L’adoption, lors du congrès d’une fédération régionale, d’une motion condamnant le « sionisme réellement existant » a relancé les accusations d’antisémitisme visant die Linke et mis en évidence des tensions importantes au sein de la direction du parti.
Le texte adopté et la controverse
La motion, votée par la fédération de Basse-Saxe, utilise la formule « sionisme réellement existant », une expression que ses détracteurs interprètent comme une remise en cause du droit à l’existence de l’État d’Israël. La direction nationale du parti a jugé que « aucune ligne rouge n’a été franchie », mais cette déclaration n’a pas apaisé les critiques internes et externes.
Aux yeux d’une partie de l’appareil et d’observateurs, le choix des mots dépasse une simple critique de la politique israélienne et bascule vers une rhétorique jugée équivoque sur un sujet très sensible. Les auteurs de la motion, pour leur part, présentent leur texte comme une condamnation de pratiques qu’ils associent au projet politique sioniste dans sa mise en œuvre concrète, sans viser une population ou une religion.
Une démission symbolique et des accusations précises
La démission publique d’Andreas Büttner, délégué à la lutte contre l’antisémitisme dans le Land du Brandebourg, a cristallisé la polémique. « Trop c’est trop », a-t-on rapporté de son geste : il a rendu sa carte de membre du parti, expliquant à L’Opinion que, selon lui, « cela ne veut pas dire autre chose que cette fédération nie le droit d’existence de l’État juif d’Israël ». Il a ajouté que cette position était « incompatible avec [sa] conscience et la crédibilité de [ses] fonctions ».
Cette décision intervient après un épisode de violence ciblée sur sa propriété. Début janvier, un cabanon a été incendié et un triangle rouge — qualifié par M. Büttner de « symbole du Hamas » — a été inscrit. Il reproche à la direction nationale sa « timidité » et « l’absence d’une prise de distance » à l’égard de ces actes, estimant que la réponse du parti n’a pas été à la hauteur.
Les opposants à la motion insistent sur la nécessité d’une condamnation nette de toute forme d’antisémitisme. Les partisans du texte affirment qu’ils distinguent critique politique et antisémitisme, et qu’ils ne contestent pas le droit d’Israël à exister.
Conséquences internes et enjeux pour die Linke
Au-delà de la personnalité de M. Büttner, l’affaire met en lumière une double difficulté pour die Linke : gérer la diversité des positions internes et préserver sa crédibilité sur les questions de mémoire et de lutte contre les discriminations. La fracture entre fédérations régionales et direction nationale complique une réponse unifiée.

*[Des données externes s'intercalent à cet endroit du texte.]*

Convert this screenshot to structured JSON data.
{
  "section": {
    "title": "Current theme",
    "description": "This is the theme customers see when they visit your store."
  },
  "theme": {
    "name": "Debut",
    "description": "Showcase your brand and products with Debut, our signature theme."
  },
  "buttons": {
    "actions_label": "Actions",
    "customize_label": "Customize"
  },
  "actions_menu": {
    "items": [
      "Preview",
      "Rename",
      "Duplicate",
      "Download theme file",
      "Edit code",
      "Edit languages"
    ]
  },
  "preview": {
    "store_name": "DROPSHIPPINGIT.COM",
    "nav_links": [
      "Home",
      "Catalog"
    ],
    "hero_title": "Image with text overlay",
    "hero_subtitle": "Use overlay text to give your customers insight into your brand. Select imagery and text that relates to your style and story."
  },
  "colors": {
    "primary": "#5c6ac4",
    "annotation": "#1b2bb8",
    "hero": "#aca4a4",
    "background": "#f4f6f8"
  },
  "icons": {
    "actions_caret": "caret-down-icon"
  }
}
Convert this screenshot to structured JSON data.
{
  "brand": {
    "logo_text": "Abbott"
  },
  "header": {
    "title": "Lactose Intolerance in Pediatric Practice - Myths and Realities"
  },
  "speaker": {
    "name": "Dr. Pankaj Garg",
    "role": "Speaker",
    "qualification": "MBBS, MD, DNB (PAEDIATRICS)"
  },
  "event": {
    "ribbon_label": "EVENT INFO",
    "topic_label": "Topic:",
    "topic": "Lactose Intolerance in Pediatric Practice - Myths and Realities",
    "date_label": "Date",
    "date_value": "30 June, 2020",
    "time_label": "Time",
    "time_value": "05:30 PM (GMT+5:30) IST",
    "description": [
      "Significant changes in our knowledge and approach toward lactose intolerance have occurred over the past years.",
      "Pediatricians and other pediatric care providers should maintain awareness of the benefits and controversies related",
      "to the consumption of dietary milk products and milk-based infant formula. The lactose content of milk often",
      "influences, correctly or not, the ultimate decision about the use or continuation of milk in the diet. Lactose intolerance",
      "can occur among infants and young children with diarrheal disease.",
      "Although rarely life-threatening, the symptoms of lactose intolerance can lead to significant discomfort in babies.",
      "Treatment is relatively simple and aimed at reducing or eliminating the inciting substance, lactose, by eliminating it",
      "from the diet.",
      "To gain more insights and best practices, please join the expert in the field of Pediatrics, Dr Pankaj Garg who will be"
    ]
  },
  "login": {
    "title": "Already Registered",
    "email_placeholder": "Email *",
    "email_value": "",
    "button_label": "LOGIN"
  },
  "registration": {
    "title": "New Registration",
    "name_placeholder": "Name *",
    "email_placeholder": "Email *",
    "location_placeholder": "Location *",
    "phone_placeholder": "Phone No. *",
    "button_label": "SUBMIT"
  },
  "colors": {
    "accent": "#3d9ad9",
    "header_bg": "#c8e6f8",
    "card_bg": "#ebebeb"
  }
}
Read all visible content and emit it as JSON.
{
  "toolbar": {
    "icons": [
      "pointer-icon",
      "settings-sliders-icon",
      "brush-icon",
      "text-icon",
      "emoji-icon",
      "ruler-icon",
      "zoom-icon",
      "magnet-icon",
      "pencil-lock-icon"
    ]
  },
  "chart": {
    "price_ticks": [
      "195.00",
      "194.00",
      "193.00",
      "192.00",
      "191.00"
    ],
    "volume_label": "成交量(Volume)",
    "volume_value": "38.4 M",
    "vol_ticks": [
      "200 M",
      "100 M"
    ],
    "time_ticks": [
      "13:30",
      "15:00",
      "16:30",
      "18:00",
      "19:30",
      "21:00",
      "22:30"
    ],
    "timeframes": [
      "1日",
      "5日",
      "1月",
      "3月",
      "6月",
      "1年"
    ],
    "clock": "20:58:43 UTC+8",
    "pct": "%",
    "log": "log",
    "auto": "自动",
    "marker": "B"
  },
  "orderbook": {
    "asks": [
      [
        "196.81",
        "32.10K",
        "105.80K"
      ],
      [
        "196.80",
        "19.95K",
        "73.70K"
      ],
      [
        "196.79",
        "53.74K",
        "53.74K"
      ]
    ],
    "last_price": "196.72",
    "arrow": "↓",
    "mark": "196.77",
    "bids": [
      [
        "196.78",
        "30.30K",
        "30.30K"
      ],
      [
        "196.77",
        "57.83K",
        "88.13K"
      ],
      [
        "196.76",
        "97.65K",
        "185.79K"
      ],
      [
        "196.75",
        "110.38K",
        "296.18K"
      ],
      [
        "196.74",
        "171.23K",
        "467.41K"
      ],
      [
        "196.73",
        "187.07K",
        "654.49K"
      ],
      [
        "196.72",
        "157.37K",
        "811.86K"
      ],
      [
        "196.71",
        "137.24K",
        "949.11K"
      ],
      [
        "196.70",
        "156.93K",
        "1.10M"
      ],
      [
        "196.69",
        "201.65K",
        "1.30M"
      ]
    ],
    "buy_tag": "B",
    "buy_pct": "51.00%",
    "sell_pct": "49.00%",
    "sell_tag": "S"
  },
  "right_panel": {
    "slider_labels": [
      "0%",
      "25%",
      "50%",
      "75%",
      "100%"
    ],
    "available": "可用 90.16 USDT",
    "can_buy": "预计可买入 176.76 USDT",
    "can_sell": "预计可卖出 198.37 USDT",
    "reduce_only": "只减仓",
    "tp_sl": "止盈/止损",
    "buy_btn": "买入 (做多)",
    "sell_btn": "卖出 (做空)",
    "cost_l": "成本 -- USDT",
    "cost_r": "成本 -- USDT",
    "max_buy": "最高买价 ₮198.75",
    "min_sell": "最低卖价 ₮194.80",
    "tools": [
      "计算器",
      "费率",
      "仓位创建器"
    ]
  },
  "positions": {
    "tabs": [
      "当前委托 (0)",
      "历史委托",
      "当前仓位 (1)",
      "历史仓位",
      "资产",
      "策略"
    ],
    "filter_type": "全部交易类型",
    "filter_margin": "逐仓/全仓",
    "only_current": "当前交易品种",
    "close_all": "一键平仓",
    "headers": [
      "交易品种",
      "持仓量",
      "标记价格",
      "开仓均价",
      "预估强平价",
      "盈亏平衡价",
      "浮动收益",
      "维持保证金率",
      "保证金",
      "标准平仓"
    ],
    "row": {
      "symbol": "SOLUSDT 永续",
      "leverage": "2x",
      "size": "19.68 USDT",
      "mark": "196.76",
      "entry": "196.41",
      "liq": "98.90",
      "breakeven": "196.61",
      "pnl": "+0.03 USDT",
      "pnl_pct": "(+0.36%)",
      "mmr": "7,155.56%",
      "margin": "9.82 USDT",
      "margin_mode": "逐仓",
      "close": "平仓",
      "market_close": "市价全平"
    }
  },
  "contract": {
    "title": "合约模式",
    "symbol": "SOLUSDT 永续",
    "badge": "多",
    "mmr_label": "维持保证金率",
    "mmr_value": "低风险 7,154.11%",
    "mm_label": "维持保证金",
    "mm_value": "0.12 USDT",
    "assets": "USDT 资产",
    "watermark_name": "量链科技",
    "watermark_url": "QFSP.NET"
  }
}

Pour un parti déjà confronté à des défis électoraux et à la recomposition de la gauche allemande, ces dissensions risquent d’alimenter un discours public défavorable. Elles offrent aussi des espaces de critique politique pour les adversaires, qui peuvent présenter die Linke comme divisée et incapable de trancher sur des questions éthiques fondamentales.
Vers quelles issues ?
Plusieurs scénarios sont envisageables sans que l’on puisse, à ce stade, les confirmer. La direction nationale peut choisir de renforcer ses prises de position publiques et internes, en clarifiant les lignes rouges et en organisant des débats structurés. Elle peut aussi laisser la situation se résorber localement, au risque d’un nouvel épisode de crise médiatique.
Quoi qu’il en soit, l’affaire illustre la difficulté, pour les partis de gauche, de concilier critique des politiques étatiques — y compris celles d’Israël — et vigilance contre les discours qui peuvent glisser vers l’exclusion ou la négation d’un droit fondamental. Le débat, déjà vif, devrait se poursuivre dans les instances du parti et dans l’espace public allemand.